Патриции пили вино и зубоскалили в адрес неверных жен и обманутых мужей, и никто не обращал внимания на юного Публия Корнелия Сципиона, не притронувшегося к своему пирогу, что в любой другой день вызвал бы неподдельный восторг. Юноша был задумчив, и терзала его одна-единственная мысль: «Неужели придется ждать целых двадцать пять лет?»
Неужели?..
1.7
Небольшой городок Омбос укрылся в самых южных пределах державы Птолемеев, столь далеко, что царские наместники почти никогда не посещают эти забытые богами места, а сборщики налогов появляются здесь всего раз в пять-шесть лет и, собрав сколь возможно, спешат унести ноги вниз по течению Нила. И причина этой поспешности кроется не только в близости кровожадных нубийцев, что время от времени совершают набеги на север в поисках легкой наживы, а еще и в тех тайных культах, что исповедуют жители городка Омбос. Ведь именно здесь находится преддверие ада, откуда являет миру свой грозный облик безжалостный Сет. Именно здесь еще живы жуткие обряды, посредством которых человек поддерживает связь между миром живых и умерших, стирает грань, разделяющую добро и зло. Гости нередко исчезают в городе Омбос. Гости редки в городе Омбос…

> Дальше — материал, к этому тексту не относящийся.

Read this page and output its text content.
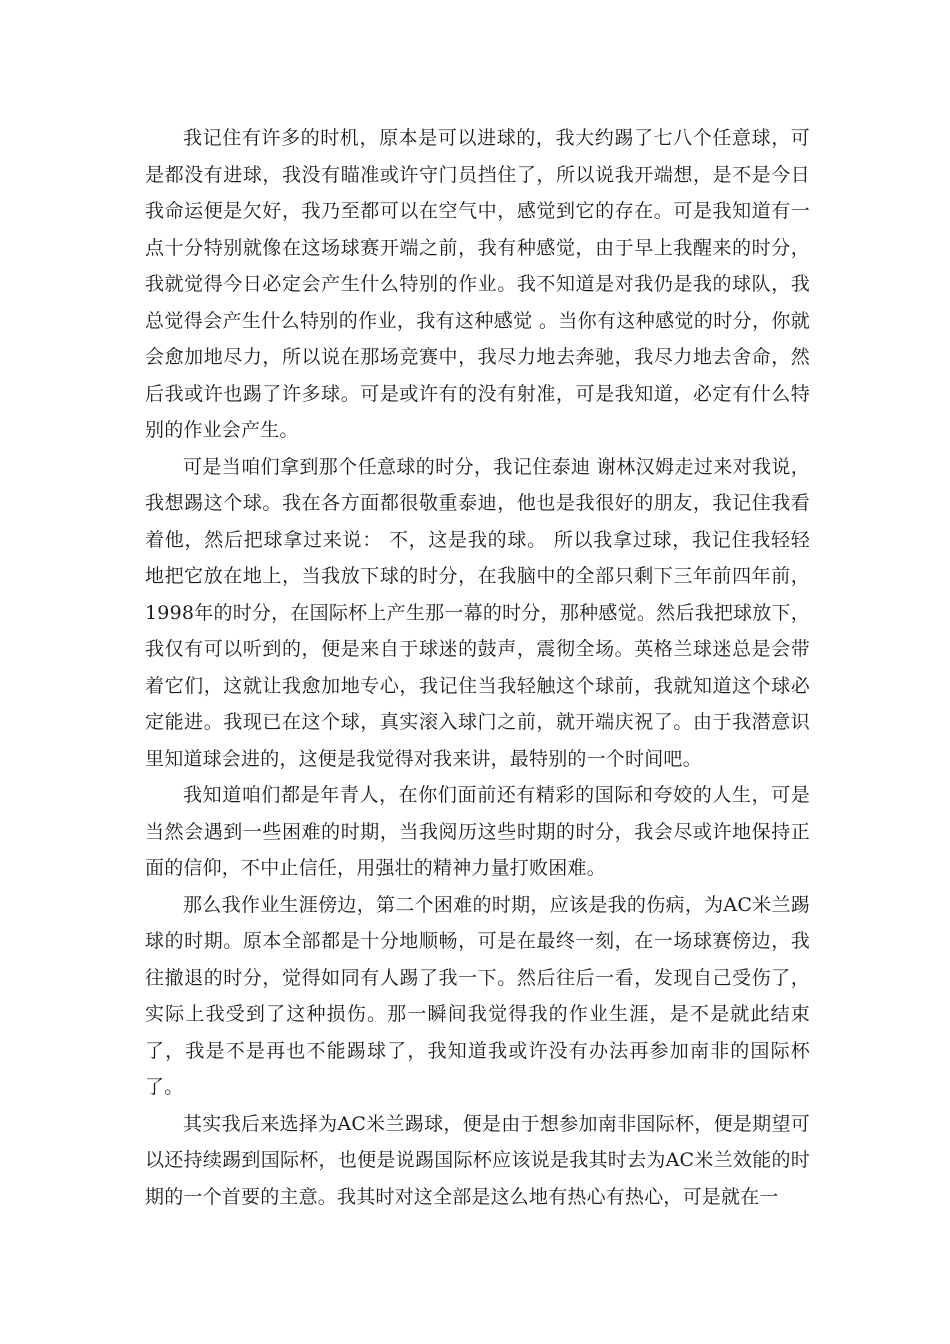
我记住有许多的时机，原本是可以进球的，我大约踢了七八个任意球，可是都没有进球，我没有瞄准或许守门员挡住了，所以说我开端想，是不是今日我命运便是欠好，我乃至都可以在空气中，感觉到它的存在。可是我知道有一点十分特别就像在这场球赛开端之前，我有种感觉，由于早上我醒来的时分，我就觉得今日必定会产生什么特别的作业。我不知道是对我仍是我的球队，我总觉得会产生什么特别的作业，我有这种感觉 。当你有这种感觉的时分，你就会愈加地尽力，所以说在那场竞赛中，我尽力地去奔驰，我尽力地去舍命，然后我或许也踢了许多球。可是或许有的没有射准，可是我知道，必定有什么特别的作业会产生。

可是当咱们拿到那个任意球的时分，我记住泰迪 谢林汉姆走过来对我说，我想踢这个球。我在各方面都很敬重泰迪，他也是我很好的朋友，我记住我看着他，然后把球拿过来说： 不，这是我的球。 所以我拿过球，我记住我轻轻地把它放在地上，当我放下球的时分，在我脑中的全部只剩下三年前四年前，1998年的时分，在国际杯上产生那一幕的时分，那种感觉。然后我把球放下，我仅有可以听到的，便是来自于球迷的鼓声，震彻全场。英格兰球迷总是会带着它们，这就让我愈加地专心，我记住当我轻触这个球前，我就知道这个球必定能进。我现已在这个球，真实滚入球门之前，就开端庆祝了。由于我潜意识里知道球会进的，这便是我觉得对我来讲，最特别的一个时间吧。

我知道咱们都是年青人，在你们面前还有精彩的国际和夸姣的人生，可是当然会遇到一些困难的时期，当我阅历这些时期的时分，我会尽或许地保持正面的信仰，不中止信任，用强壮的精神力量打败困难。

那么我作业生涯傍边，第二个困难的时期，应该是我的伤病，为AC米兰踢球的时期。原本全部都是十分地顺畅，可是在最终一刻，在一场球赛傍边，我往撤退的时分，觉得如同有人踢了我一下。然后往后一看，发现自己受伤了，实际上我受到了这种损伤。那一瞬间我觉得我的作业生涯，是不是就此结束了，我是不是再也不能踢球了，我知道我或许没有办法再参加南非的国际杯了。

其实我后来选择为AC米兰踢球，便是由于想参加南非国际杯，便是期望可以还持续踢到国际杯，也便是说踢国际杯应该说是我其时去为AC米兰效能的时期的一个首要的主意。我其时对这全部是这么地有热心有热心，可是就在一
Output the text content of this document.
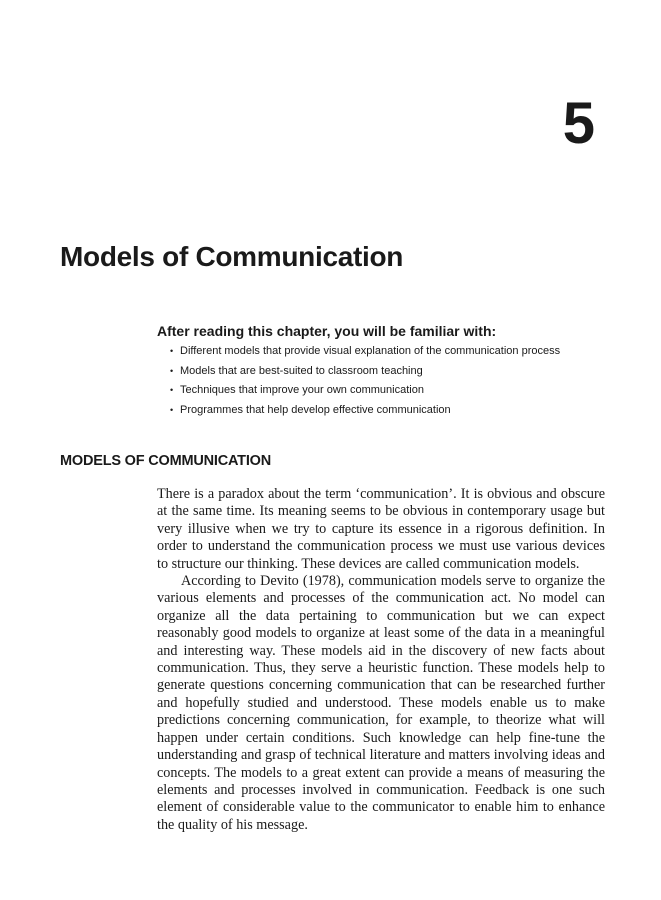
5
Models of Communication
After reading this chapter, you will be familiar with:
• Different models that provide visual explanation of the communication process
• Models that are best-suited to classroom teaching
• Techniques that improve your own communication
• Programmes that help develop effective communication
MODELS OF COMMUNICATION

There is a paradox about the term ‘communication’. It is obvious and obscure at the same time. Its meaning seems to be obvious in contemporary usage but very illusive when we try to capture its essence in a rigorous definition. In order to understand the communication process we must use various devices to structure our thinking. These devices are called communication models.

According to Devito (1978), communication models serve to organize the various elements and processes of the communication act. No model can organize all the data pertaining to communication but we can expect reasonably good models to organize at least some of the data in a meaningful and interesting way. These models aid in the discovery of new facts about communication. Thus, they serve a heuristic function. These models help to generate questions concerning communication that can be researched further and hopefully studied and understood. These models enable us to make predictions concerning communication, for example, to theorize what will happen under certain conditions. Such knowledge can help fine-tune the understanding and grasp of technical literature and matters involving ideas and concepts. The models to a great extent can provide a means of measuring the elements and processes involved in communication. Feedback is one such element of considerable value to the communicator to enable him to enhance the quality of his message.
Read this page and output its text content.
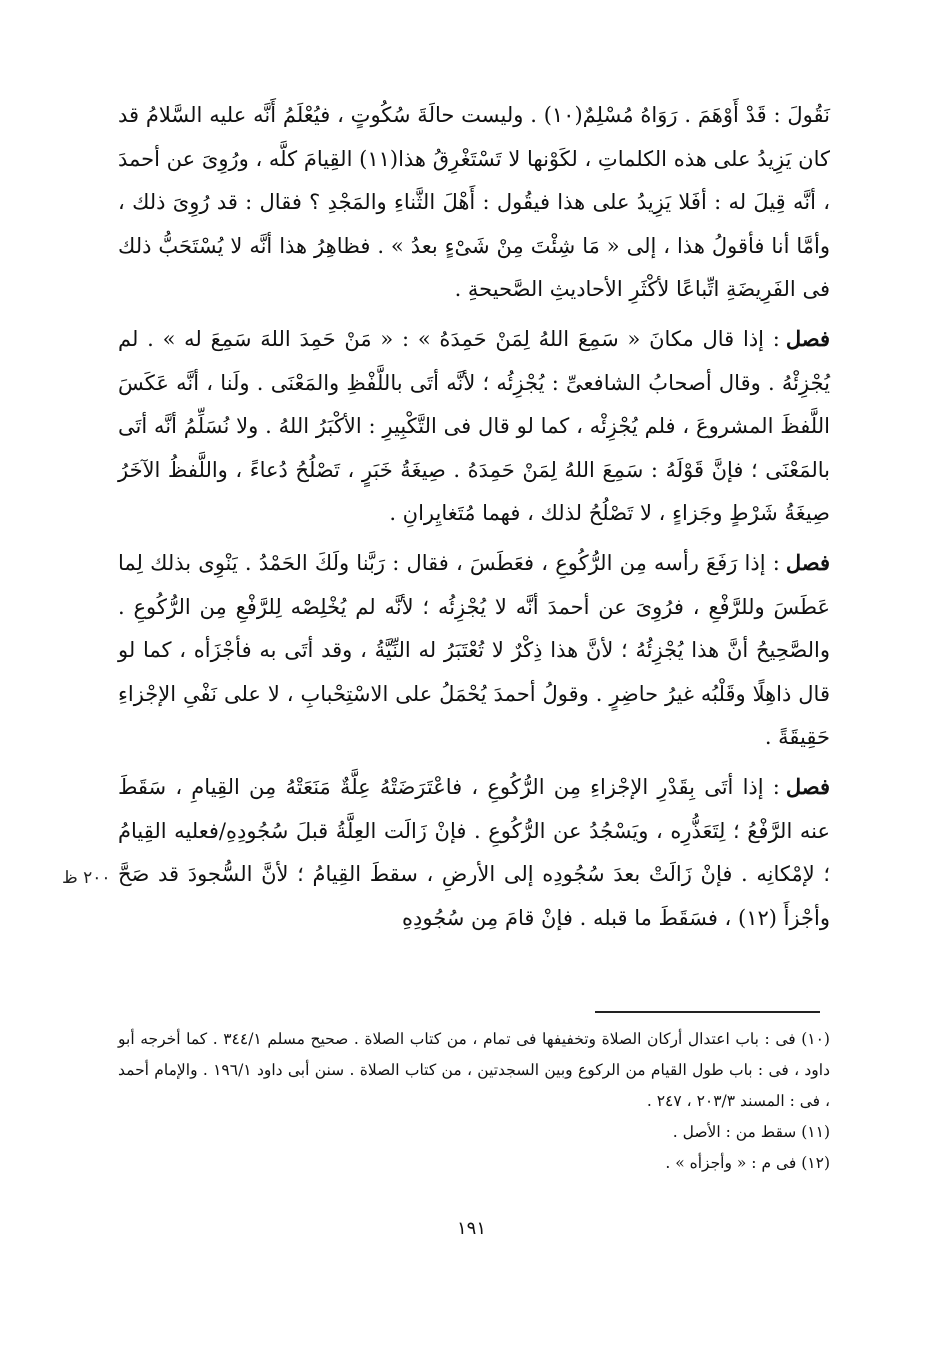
نَقُولَ : قَدْ أَوْهَمَ . رَوَاهُ مُسْلِمٌ(١٠) . وليست حالَةَ سُكُوتٍ ، فيُعْلَمُ أَنَّه عليه السَّلامُ قد كان يَزِيدُ على هذه الكلماتِ ، لكَوْنها لا تَسْتَغْرِقُ هذا(١١) القِيامَ كلَّه ، ورُوِىَ عن أحمدَ ، أنَّه قِيلَ له : أفَلا يَزِيدُ على هذا فيقُول : أَهْلَ الثَّناءِ والمَجْدِ ؟ فقال : قد رُوِىَ ذلك ، وأمَّا أنا فأقولُ هذا ، إلى « مَا شِئْتَ مِنْ شَىْءٍ بعدُ » . فظاهِرُ هذا أنَّه لا يُسْتَحَبُّ ذلك فى الفَرِيضَةِ اتِّباعًا لأكْثَرِ الأحاديثِ الصَّحيحةِ .

فصل: إذا قال مكانَ « سَمِعَ اللهُ لِمَنْ حَمِدَهُ » : « مَنْ حَمِدَ اللهَ سَمِعَ له » . لم يُجْزِئْهُ . وقال أصحابُ الشافعىِّ : يُجْزِئُه ؛ لأنَّه أتَى باللَّفْظِ والمَعْنَى . ولَنا ، أنَّه عَكَسَ اللَّفظَ المشروعَ ، فلم يُجْزِئْه ، كما لو قال فى التَّكْبِيرِ : الأكْبَرُ اللهُ . ولا نُسَلِّمُ أنَّه أتَى بالمَعْنَى ؛ فإنَّ قَوْلَهُ : سَمِعَ اللهُ لِمَنْ حَمِدَهُ . صِيغَةُ خَبَرٍ ، تَصْلُحُ دُعاءً ، واللَّفظُ الآخَرُ صِيغَةُ شَرْطٍ وجَزاءٍ ، لا تَصْلُحُ لذلك ، فهما مُتَغايِرانِ .

فصل: إذا رَفَعَ رأسه مِن الرُّكُوعِ ، فعَطَسَ ، فقال : رَبَّنا ولَكَ الحَمْدُ . يَنْوِى بذلك لِما عَطَسَ وللرَّفْعِ ، فرُوِىَ عن أحمدَ أنَّه لا يُجْزِئُه ؛ لأنَّه لم يُخْلِصْه لِلرَّفْعِ مِن الرُّكُوعِ . والصَّحِيحُ أنَّ هذا يُجْزِئُهُ ؛ لأنَّ هذا ذِكْرٌ لا تُعْتَبَرُ له النِّيَّةُ ، وقد أتَى به فأجْزَأه ، كما لو قال ذاهِلًا وقَلْبُه غيرُ حاضِرٍ . وقولُ أحمدَ يُحْمَلُ على الاسْتِحْبابِ ، لا على نَفْىِ الإجْزاءِ حَقِيقَةً .

فصل: إذا أتَى بِقَدْرِ الإجْزاءِ مِن الرُّكُوعِ ، فاعْتَرَضَتْهُ عِلَّةٌ مَنَعَتْهُ مِن القِيامِ ، سَقَطَ عنه الرَّفْعُ ؛ لِتَعَذُّرِه ، ويَسْجُدُ عن الرُّكُوعِ . فإنْ زَالَت العِلَّةُ قبلَ سُجُودِهِ/فعليه القِيامُ ؛ لإمْكانِه . فإنْ زَالَتْ بعدَ سُجُودِه إلى الأرضِ ، سقطَ القِيامُ ؛ لأنَّ السُّجودَ قد صَحَّ وأجْزأَ (١٢) ، فسَقَطَ ما قبله . فإنْ قامَ مِن سُجُودِهِ

٢٠٠ ظ

(١٠) فى : باب اعتدال أركان الصلاة وتخفيفها فى تمام ، من كتاب الصلاة . صحيح مسلم ٣٤٤/١ . كما أخرجه أبو داود ، فى : باب طول القيام من الركوع وبين السجدتين ، من كتاب الصلاة . سنن أبى داود ١٩٦/١ . والإمام أحمد ، فى : المسند ٢٠٣/٣ ، ٢٤٧ .

(١١) سقط من : الأصل .

(١٢) فى م : « وأجزأه » .

١٩١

Потому горожане, не скрывая удивления, поглядывали на странника, вошедшего поутру в их город. Они бросали на него косые взгляды, потом, смелея, изучали, уже не таясь, и в довершение долго смотрели ему вслед. Странник не обращал внимания на эти взгляды, ибо знал причину их. Ему было ведомо, сколь небезопасно чужеземцу появляться в городе Омбос, и он не пришел бы сюда, не имей на то веской причины.
Пройдя по неширокой улице, странник повернул в еще более узкий проулок, а затем – в проход между домами, в какой вообще едва получилось протиснуться, столь тесен он был для широкоплечего человека, а плечи странника были широки. Потому он протиснулся в проход бочком, а мешок, что до того был за его плечами, перекочевал в руку. Другая рука, правая, плотно прилипла к поясу, за которым отчетливо просматривались очертания рукояти меча или большого ножа.
Итак, странник протиснулся меж двумя сросшимися крышами домами, и в этот самый миг кто-то накинул на его шею удавку. Реакция странника была мгновенной. Не оборачиваясь, ибо обернуться в такой тесноте было непросто, он нанес резкий удар локтем, целя в нос человеку среднего роста. Расчет оказался верен, нападавший вскрикнул и схватился за разбитое лицо. Странник резко повернулся, обдирая о стены плечи, скинул удавку и умелым движением набросил ее на шею недруга.